Workers wait for the train home.

Un travailleur japonais attend son train pour rentrer après une longue journée au bureau. Photo de tokyoform sur Flickr.

Dans le contexte de la progression des problèmes de santé mentale liés au travail, le gouvernement japonais a révisé sa loi pour forcer les entreprises à offrir une « évaluation du stress » annuelle à leurs employés. Cette évaluation optionnelle s’ajoutera aux visites médicales annuelles que les entreprises sont déjà dans l’obligation de fournir.

L’évaluation du stress arrivera sous la forme d’un questionnaire à choix multiples de 57 questions. Il inclut des propositions telles que « J’ai une grande quantité de travail à faire » et « Je suis épuisé. » Ceux qui passeront l’évaluation ont le choix entre quatre réponses allant de « tout à fait » à « pas du tout. » Les employés sont encouragés à passer le test, bien que ce ne soit pas obligatoire.

Le but de l’évaluation

Comme l’a rapporté Yahoo News Japan, les évaluations du stress ont été introduites en réponse à la récente poussée des problèmes de santé mentale, dans le but de prévenir des maladies comme la dépression.

 うつ病の患者数も00年以降、大幅に増加している。[厚生労働省]は労働安全衛生法の一部を改正して企業にストレスチェックを義務付けた。50人以上の事業所では15年12月から毎年1回、医師や保健師による検査の実施が必要になった。ストレスが高い場合は医師の面接を受けて助言してもらうなど、メンタルヘルス不調を未然に防止する仕組みだ。

Le nombre de cas de dépression a sévèrement augmenté depuis 2000. Le ministère de la santé et de la sécurité sociale a révisé la loi sur la sécurité et la santé au travail pour forcer les entreprises de plus de 50 employés à offrir une évaluation annuelle du stress, qui devra être conduite par des médecins ou des infirmières de santé au travail à compter de décembre 2015. En faisant parler les employés au médecin, l’initiative vise à prévenir les problèmes de santé mentale au plus tôt.

A salaryman crosses the street

Un salarié traverse la rue. Photo de tokyoform sur Flickr.

Entreprises prises au dépourvu

Alors que la fin du mois de novembre marque la date limite pour la première évaluation annuelle, beaucoup d’entreprises restent à la traîne. TBS News rapporte :

 最初の期限は今月末までで、厚労省はパソコン用の無料ソフトを提供していますが、従業員1000人未満の企業で実施した割合は3割前後にとどまっているという民間の調査結果も出ています。

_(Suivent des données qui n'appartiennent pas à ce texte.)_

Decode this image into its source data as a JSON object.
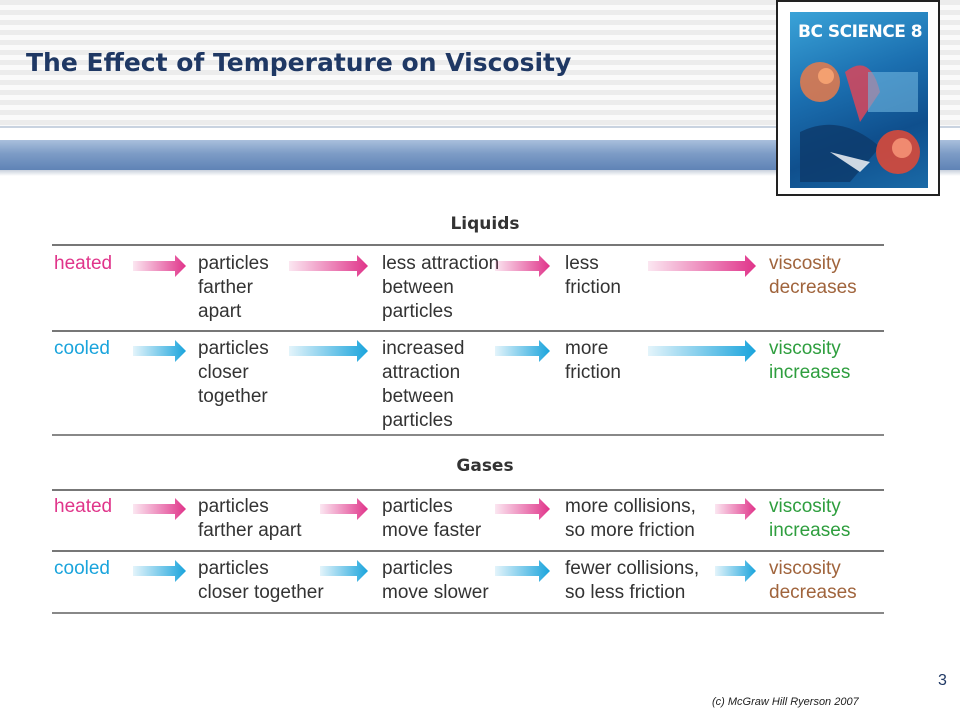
{
  "slide": {
    "title": "The Effect of Temperature on Viscosity",
    "page_number": "3",
    "copyright": "(c) McGraw Hill Ryerson 2007"
  },
  "cover": {
    "title": "BC SCIENCE 8"
  },
  "sections": [
    {
      "title": "Liquids",
      "rows": [
        {
          "condition": "heated",
          "steps": [
            "particles\nfarther\napart",
            "less attraction\nbetween\nparticles",
            "less\nfriction"
          ],
          "result": "viscosity\ndecreases"
        },
        {
          "condition": "cooled",
          "steps": [
            "particles\ncloser\ntogether",
            "increased\nattraction\nbetween\nparticles",
            "more\nfriction"
          ],
          "result": "viscosity\nincreases"
        }
      ]
    },
    {
      "title": "Gases",
      "rows": [
        {
          "condition": "heated",
          "steps": [
            "particles\nfarther apart",
            "particles\nmove faster",
            "more collisions,\nso more friction"
          ],
          "result": "viscosity\nincreases"
        },
        {
          "condition": "cooled",
          "steps": [
            "particles\ncloser together",
            "particles\nmove slower",
            "fewer collisions,\nso less friction"
          ],
          "result": "viscosity\ndecreases"
        }
      ]
    }
  ],
  "colors": {
    "heated": "#e0348a",
    "cooled": "#1aa4dc",
    "increase": "#2e9e3e",
    "decrease": "#a0643c",
    "title": "#1f3864"
  }
}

Avec la date limite à la fin du mois se rapprochant de plus en plus, le ministère de la santé a fourni aux entreprises des logiciels gratuits pour les aider à instaurer les évaluations du stress, mais d’après une étude conduite par une organisation privée, seules 30% des entreprises de moins de 1000 employés ont instauré ces évaluations à ce jour.

Les évaluations du stress serviront-elles à quelque chose ?

Car celles-ci n'étant pas obligatoires, certains employés pourraient être réticents à se soumettre aux évaluations, et même si les médecins conduisant les entretiens peuvent donner à l’employeur des conseils inspirés des résultats (qui restent confidentiels), il ne tient qu’aux entreprises de créer de meilleurs environnements de travail.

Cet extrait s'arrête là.